First off, for those that don’t know, BarDown’s official hockey team… is now the OFFICIAL champion of our beer league.

 

 

That’s pretty impressive, considering half the time the players are producing some sort of content, often at a disadvantage to their own team.

However, recently, Corwin and Eric decided to tape a piece of content that may actually help the team… imitating one of the greatest players of all time!

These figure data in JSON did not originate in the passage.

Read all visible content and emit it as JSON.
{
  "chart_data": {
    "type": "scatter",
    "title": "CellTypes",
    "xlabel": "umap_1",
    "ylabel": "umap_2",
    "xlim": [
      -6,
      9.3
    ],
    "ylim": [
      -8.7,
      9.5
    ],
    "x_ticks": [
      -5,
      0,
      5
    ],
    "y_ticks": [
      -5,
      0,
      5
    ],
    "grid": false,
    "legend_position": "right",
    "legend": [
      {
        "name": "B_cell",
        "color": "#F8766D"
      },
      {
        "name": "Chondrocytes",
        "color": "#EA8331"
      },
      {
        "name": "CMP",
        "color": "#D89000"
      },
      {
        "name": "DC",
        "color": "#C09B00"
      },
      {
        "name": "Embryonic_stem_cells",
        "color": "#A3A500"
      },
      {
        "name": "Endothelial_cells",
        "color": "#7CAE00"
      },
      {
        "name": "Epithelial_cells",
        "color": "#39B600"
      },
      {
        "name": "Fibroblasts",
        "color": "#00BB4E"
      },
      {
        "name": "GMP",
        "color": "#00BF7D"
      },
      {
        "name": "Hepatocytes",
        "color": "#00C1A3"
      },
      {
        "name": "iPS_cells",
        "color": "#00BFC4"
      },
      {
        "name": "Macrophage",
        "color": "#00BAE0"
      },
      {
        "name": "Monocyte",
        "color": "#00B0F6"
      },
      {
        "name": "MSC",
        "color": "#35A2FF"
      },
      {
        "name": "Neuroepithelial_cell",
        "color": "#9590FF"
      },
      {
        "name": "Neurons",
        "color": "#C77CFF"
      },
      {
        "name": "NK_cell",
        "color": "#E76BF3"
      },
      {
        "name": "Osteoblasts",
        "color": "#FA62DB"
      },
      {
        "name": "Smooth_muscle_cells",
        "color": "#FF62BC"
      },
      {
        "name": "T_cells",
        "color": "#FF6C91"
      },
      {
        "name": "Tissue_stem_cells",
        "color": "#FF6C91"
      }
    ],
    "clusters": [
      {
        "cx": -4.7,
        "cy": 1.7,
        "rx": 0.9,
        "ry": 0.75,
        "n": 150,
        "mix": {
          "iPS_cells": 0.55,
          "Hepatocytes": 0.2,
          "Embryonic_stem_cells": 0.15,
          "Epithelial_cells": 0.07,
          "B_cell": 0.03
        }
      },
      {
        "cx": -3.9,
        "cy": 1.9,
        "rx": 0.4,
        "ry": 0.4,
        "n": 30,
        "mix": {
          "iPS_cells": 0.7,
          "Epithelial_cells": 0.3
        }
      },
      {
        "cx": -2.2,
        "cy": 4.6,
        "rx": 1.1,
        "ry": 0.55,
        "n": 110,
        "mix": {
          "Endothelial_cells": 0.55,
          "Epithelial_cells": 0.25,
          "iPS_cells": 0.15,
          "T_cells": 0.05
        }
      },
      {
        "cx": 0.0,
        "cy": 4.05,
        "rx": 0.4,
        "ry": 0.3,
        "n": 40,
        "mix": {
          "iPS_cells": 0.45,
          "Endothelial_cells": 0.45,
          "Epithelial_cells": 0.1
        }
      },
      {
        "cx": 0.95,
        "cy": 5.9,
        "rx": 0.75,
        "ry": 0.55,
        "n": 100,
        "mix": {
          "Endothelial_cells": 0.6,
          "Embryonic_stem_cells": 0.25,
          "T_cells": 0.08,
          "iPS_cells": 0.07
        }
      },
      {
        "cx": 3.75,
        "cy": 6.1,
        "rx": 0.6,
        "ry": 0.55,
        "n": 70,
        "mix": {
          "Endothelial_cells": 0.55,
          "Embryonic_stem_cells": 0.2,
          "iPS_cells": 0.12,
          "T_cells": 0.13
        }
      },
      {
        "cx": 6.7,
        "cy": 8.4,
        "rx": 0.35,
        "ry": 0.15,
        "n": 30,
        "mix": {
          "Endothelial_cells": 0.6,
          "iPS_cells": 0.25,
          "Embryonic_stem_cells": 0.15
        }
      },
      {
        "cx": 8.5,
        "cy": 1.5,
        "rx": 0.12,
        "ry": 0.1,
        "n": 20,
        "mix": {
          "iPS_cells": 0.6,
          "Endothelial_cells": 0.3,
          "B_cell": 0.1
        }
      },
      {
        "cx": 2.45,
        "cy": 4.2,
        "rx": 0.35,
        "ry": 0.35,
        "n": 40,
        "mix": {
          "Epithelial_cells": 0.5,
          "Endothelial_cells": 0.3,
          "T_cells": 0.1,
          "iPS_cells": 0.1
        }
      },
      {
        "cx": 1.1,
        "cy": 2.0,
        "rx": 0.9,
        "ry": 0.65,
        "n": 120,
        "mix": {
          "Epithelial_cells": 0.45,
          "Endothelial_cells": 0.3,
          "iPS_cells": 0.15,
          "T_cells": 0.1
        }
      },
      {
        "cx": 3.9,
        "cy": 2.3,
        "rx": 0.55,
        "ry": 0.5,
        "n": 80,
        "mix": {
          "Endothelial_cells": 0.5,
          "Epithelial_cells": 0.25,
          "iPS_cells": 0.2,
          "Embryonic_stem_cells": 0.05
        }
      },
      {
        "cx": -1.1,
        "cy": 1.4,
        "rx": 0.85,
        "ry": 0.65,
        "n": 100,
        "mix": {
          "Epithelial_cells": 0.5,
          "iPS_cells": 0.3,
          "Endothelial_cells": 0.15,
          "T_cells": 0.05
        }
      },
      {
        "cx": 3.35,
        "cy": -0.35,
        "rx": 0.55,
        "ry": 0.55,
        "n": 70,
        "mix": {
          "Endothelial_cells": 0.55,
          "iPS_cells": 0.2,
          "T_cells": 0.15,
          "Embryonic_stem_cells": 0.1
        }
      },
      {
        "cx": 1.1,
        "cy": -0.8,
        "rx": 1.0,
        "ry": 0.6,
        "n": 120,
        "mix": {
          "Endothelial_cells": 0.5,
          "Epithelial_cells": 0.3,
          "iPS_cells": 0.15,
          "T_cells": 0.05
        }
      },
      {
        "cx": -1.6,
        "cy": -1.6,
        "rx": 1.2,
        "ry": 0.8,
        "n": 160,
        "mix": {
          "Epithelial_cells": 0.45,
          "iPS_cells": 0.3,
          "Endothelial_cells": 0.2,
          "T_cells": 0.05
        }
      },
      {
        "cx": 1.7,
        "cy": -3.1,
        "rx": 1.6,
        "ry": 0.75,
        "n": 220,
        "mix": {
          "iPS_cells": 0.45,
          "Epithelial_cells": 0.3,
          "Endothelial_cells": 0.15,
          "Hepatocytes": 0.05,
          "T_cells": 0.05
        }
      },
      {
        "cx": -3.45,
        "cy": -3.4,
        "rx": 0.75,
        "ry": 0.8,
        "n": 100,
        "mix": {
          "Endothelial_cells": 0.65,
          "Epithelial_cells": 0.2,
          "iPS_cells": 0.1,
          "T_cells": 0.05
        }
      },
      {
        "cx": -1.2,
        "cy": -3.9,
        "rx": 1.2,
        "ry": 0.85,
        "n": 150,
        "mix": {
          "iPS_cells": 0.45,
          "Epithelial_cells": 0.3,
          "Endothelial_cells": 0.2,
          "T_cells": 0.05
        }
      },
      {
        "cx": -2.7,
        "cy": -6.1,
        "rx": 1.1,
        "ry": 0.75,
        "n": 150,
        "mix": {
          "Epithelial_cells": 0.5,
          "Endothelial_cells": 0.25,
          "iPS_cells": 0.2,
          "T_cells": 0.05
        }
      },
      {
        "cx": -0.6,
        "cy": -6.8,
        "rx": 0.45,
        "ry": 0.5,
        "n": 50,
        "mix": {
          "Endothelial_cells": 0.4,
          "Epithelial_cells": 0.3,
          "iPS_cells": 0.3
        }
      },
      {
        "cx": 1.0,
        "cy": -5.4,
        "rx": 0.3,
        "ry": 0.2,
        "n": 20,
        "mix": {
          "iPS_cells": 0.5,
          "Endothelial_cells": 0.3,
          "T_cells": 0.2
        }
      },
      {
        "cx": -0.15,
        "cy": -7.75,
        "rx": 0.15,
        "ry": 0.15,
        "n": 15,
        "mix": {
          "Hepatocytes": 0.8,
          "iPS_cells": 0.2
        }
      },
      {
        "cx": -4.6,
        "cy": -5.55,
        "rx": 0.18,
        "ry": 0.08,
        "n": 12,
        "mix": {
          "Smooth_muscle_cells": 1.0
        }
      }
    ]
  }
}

Corwin showed up to the rink where Eric was waiting with two Sidney Crosby jerseys. His idea was to challenge Corwin to do his best imitation of Sid the Kid, and had a list of Crosby-isms for Corwin to check off.

They are as follows…

  • Copy Crosby’s exact warmup
  • Don’t talk to your mom or sister on game day
  • Do some Mohawk skating to circle the opponent’s zone
  • Do tight turns in the corners
  • Do the Golden Goal celebration if you score
  • Complain to the refs at least five times
  • Try at least three backhand shots
  • Bat the puck out of the air at least once

To make the challenge a little more reasonable to complete, Eric only requested that Corwin complete five of the eight missions. Let’s see how he did…

 

 

In the end, Corwin was not able to complete Eric’s challenge! Here are the Crosby tasks he was able to complete:

  • Don’t talk to mom/sister. Although, he did call them to tell them he couldn’t talk to them. A little sketch if you ask me.
  • Do Crosby’s exact warm up routine. While there was no McDonald’s logo on the ice, Corwin made it work as best as he could.
  • Tight turns in the corner. While they weren’t quite as tight as Sid’s, Cwe can only really ask Corwin to do so much when it comes to mimicking Crosby’s on-ice abilities.
  • Golden Goal celly. The celly itself was actually pretty good, but it was a little weird to have his teammates just skate away from him. It didn’t quite bring the same sort of yard sale that a 2010 Olympic gold did.

Honestly, we heard him complain to the refs a number of times. Maybe that could have counted as a 5th task completed, but with the phone call to his mom funny business we’re sticking with the verdict: FAILURE.

Besides, this way we get to watch Corwin chug 3L of milk before playing hockey. Is anyone really arguing against that outcome?